You can read the morning talks report here.

Kernel hacking behind closed doors — Thomas Gleixner

In the kernel, the security bugs are handled by the security team, which decides whom to bring to address specific issues, which would then be fixed and shipped within seven days. For a long time it worked relatively well, bugs were being fixed, and it was routine.

But two years ago, hardware security bugs appeared that had to be fixed in the kernel: it was the speculation attacks. Suddenly, the old way of doing didn’t work: fixes had to be coordinated with other (OS) vendors. The playbook just didn’t work anymore.

For Spectre and Meltdown, Intel took charge of the coordination between vendors; but multiple Incident Response teams inside Intel were handling different vendors, and they just could not communicate with each other. When public disclosure happened, all vendors had different patches in their trees with different type of brokenness.
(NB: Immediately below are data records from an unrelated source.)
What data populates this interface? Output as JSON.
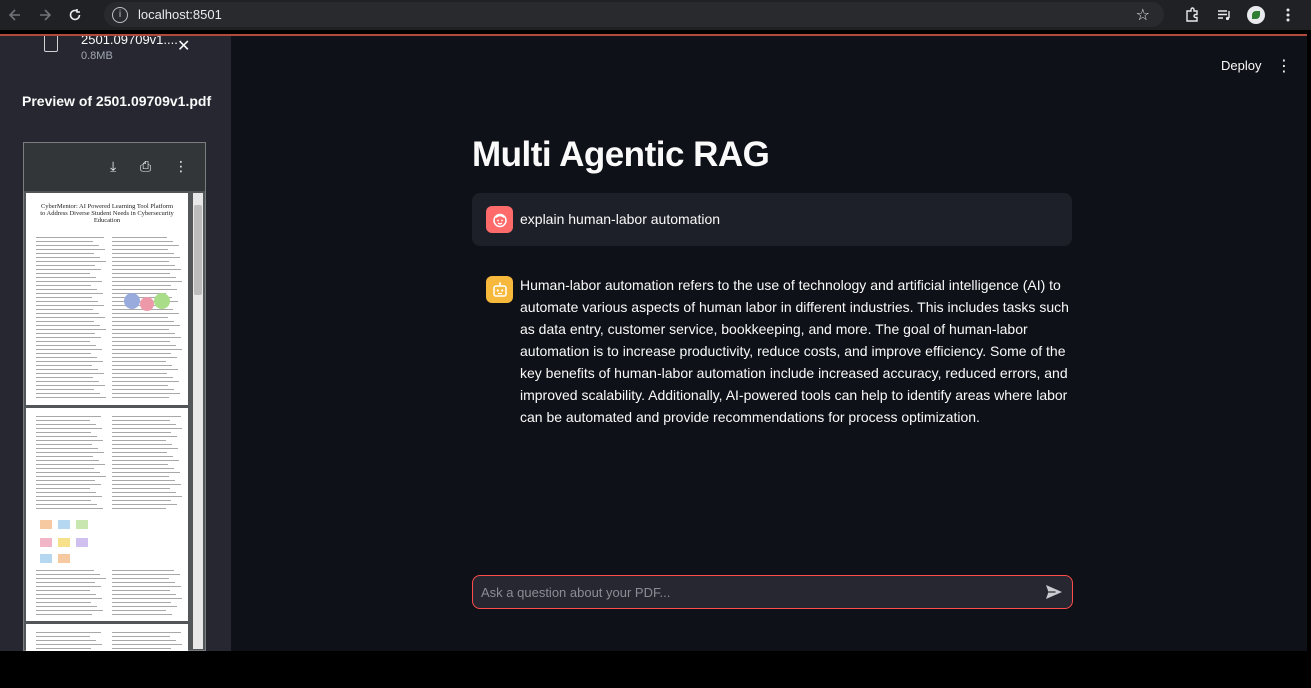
{
  "browser": {
    "url": "localhost:8501",
    "info_glyph": "i",
    "star_glyph": "☆"
  },
  "sidebar": {
    "file": {
      "name": "2501.09709v1....",
      "size": "0.8MB",
      "close_glyph": "✕"
    },
    "preview_title": "Preview of 2501.09709v1.pdf",
    "pdf": {
      "download_glyph": "⤓",
      "print_glyph": "⎙",
      "more_glyph": "⋮",
      "page_heading": "CyberMentor: AI Powered Learning Tool Platform to Address Diverse Student Needs in Cybersecurity Education"
    }
  },
  "header": {
    "deploy_label": "Deploy",
    "menu_glyph": "⋮"
  },
  "main": {
    "title": "Multi Agentic RAG",
    "messages": [
      {
        "role": "user",
        "text": "explain human-labor automation"
      },
      {
        "role": "assistant",
        "text": "Human-labor automation refers to the use of technology and artificial intelligence (AI) to automate various aspects of human labor in different industries. This includes tasks such as data entry, customer service, bookkeeping, and more. The goal of human-labor automation is to increase productivity, reduce costs, and improve efficiency. Some of the key benefits of human-labor automation include increased accuracy, reduced errors, and improved scalability. Additionally, AI-powered tools can help to identify areas where labor can be automated and provide recommendations for process optimization."
      }
    ],
    "chat_input": {
      "placeholder": "Ask a question about your PDF..."
    }
  },
  "colors": {
    "app_bg": "#0e1117",
    "sidebar_bg": "#262730",
    "accent": "#ff4b4b",
    "user_avatar": "#ff6b6b",
    "bot_avatar": "#f6b93b"
  }
}
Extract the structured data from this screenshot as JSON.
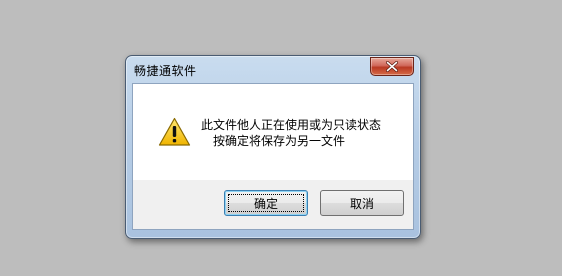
{
  "dialog": {
    "title": "畅捷通软件",
    "message_line1": "此文件他人正在使用或为只读状态",
    "message_line2": "按确定将保存为另一文件",
    "ok_label": "确定",
    "cancel_label": "取消",
    "icon": "warning-icon",
    "close_icon": "close-icon"
  },
  "colors": {
    "desktop_background": "#bdbdbd",
    "close_button": "#c44a30",
    "warning_yellow": "#f5c400"
  }
}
When the Kaiser patches were posted, Thomas was tipped on the context of the speculation attacks, and forced to look at the patch series. After lots of cleaning, this turned into KPTI, which was merged partially very quickly, which felt to many as something very weird. And that was just for Meltdown, and Spectre was still around the corner.

When Spectre was disclosed, a few day before the deadline, three patches addressing it were posted. But they were all broken, Thomas says. Discussion was very confused on the mailing lists because of the lack of documentation. It was “panic engineering” as Thomas calls it.

That led him to send an email that to ask a few yes/no questions to understand all the implications, and then to reset all the panic by taking some time to go back into “normal mode”.

Thomas Gleixner

Later, an agreement was reached between community of vendors for industry-wide collaboration, to have an upstream-first policy and no compartmentalization.

Unfortunately, LKML couldn’t be a good forum for this type of discussion; after a small test of Keybase IO (an encrypted slack-like chat), the decision was taken to use encrypted mailing lists. After trying an existing project, he decided it was too buggy and un-patchable.

That’s why Thomas started hacking on a small python project to handle encrypted emails — he had it up and running three days later handling S/MIME and PGP. It broke a few corporate mail servers by having the spam checker running out of memory. The mail servers would just crash, and the backlog would grow. After a few denial of services, the server was whitelisted.

His code evolved and was later published.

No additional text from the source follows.